In a visit to Detroit this week, Governor Rick Snyder presented a special address on criminal justice. Within his address, the governor emphasized several priorities, including the state’s need to protect and support crime victims, to address root causes of criminal behavior, to increase police diversity through expanded recruitment, and to prepare prisoners for re-entry into their communities after finishing their sentences. As the Catholic Church teaches that it is important to repair the damage done by crime, restore safety to communities, and to rehabilitate the offender whenever possible, this message brings much needed attention to the issues of crime, the justice system, and victim support. To learn more about the Catholic Church's teaching on issues of criminal justice, click here.

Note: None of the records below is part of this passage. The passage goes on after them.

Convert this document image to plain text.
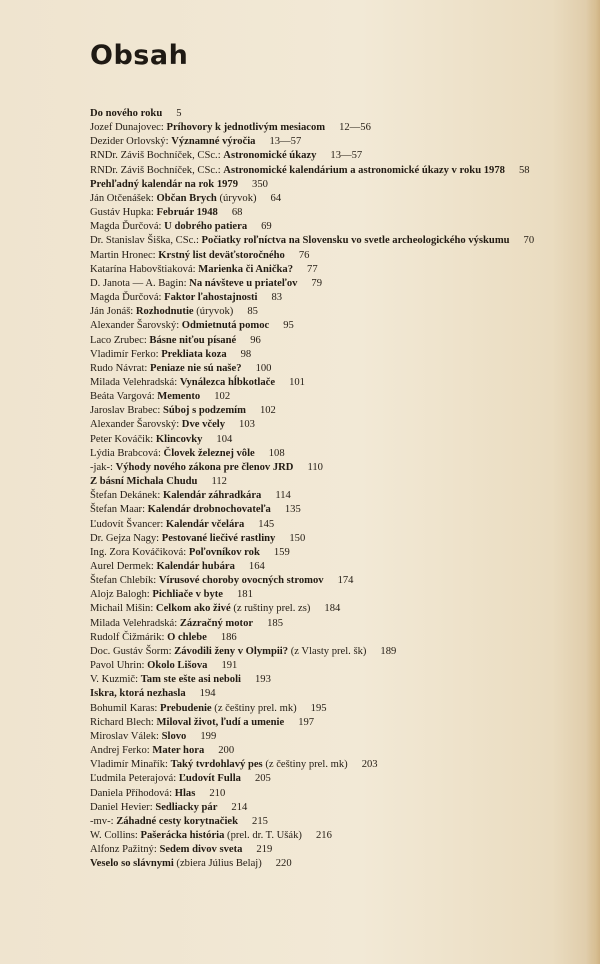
Obsah
Do nového roku 5
Jozef Dunajovec: Príhovory k jednotlivým mesiacom 12—56
Dezider Orlovský: Významné výročia 13—57
RNDr. Záviš Bochníček, CSc.: Astronomické úkazy 13—57
RNDr. Záviš Bochníček, CSc.: Astronomické kalendárium a astronomické úkazy v roku 1978 58
Prehľadný kalendár na rok 1979 350
Ján Otčenášek: Občan Brych (úryvok) 64
Gustáv Hupka: Február 1948 68
Magda Ďurčová: U dobrého patiera 69
Dr. Stanislav Šiška, CSc.: Počiatky roľníctva na Slovensku vo svetle archeologického výskumu 70
Martin Hronec: Krstný list deväťstoročného 76
Katarína Habovštiaková: Marienka či Anička? 77
D. Janota — A. Bagin: Na návšteve u priateľov 79
Magda Ďurčová: Faktor ľahostajnosti 83
Ján Jonáš: Rozhodnutie (úryvok) 85
Alexander Šarovský: Odmietnutá pomoc 95
Laco Zrubec: Básne niťou písané 96
Vladimír Ferko: Prekliata koza 98
Rudo Návrat: Peniaze nie sú naše? 100
Milada Velehradská: Vynálezca hĺbkotlače 101
Beáta Vargová: Memento 102
Jaroslav Brabec: Súboj s podzemím 102
Alexander Šarovský: Dve včely 103
Peter Kováčik: Klincovky 104
Lýdia Brabcová: Človek železnej vôle 108
-jak-: Výhody nového zákona pre členov JRD 110
Z básní Michala Chudu 112
Štefan Dekánek: Kalendár záhradkára 114
Štefan Maar: Kalendár drobnochovateľa 135
Ľudovít Švancer: Kalendár včelára 145
Dr. Gejza Nagy: Pestované liečivé rastliny 150
Ing. Zora Kováčiková: Poľovníkov rok 159
Aurel Dermek: Kalendár hubára 164
Štefan Chlebík: Vírusové choroby ovocných stromov 174
Alojz Balogh: Pichliače v byte 181
Michail Mišin: Celkom ako živé (z ruštiny prel. zs) 184
Milada Velehradská: Zázračný motor 185
Rudolf Čižmárik: O chlebe 186
Doc. Gustáv Šorm: Závodili ženy v Olympii? (z Vlasty prel. šk) 189
Pavol Uhrin: Okolo Lišova 191
V. Kuzmič: Tam ste ešte asi neboli 193
Iskra, ktorá nezhasla 194
Bohumil Karas: Prebudenie (z češtiny prel. mk) 195
Richard Blech: Miloval život, ľudí a umenie 197
Miroslav Válek: Slovo 199
Andrej Ferko: Mater hora 200
Vladimír Minařík: Taký tvrdohlavý pes (z češtiny prel. mk) 203
Ľudmila Peterajová: Ľudovít Fulla 205
Daniela Příhodová: Hlas 210
Daniel Hevier: Sedliacky pár 214
-mv-: Záhadné cesty korytnačiek 215
W. Collins: Pašerácka história (prel. dr. T. Ušák) 216
Alfonz Pažitný: Sedem divov sveta 219
Veselo so slávnymi (zbiera Július Belaj) 220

On Tuesday, May 19, the U.S. House of Representatives passed legislation called the Justice for Victims of Trafficking Act to strengthen enforcement and penalties against trafficking and to establish a fund for victims of human trafficking. S. 178, sponsored by Senator John Cornyn (R-TX), passed by a 420–3 vote. The measure had previously passed the U.S. Senate by a 99–0 vote. The bill will now be sent to President Barack Obama for his consideration and signature.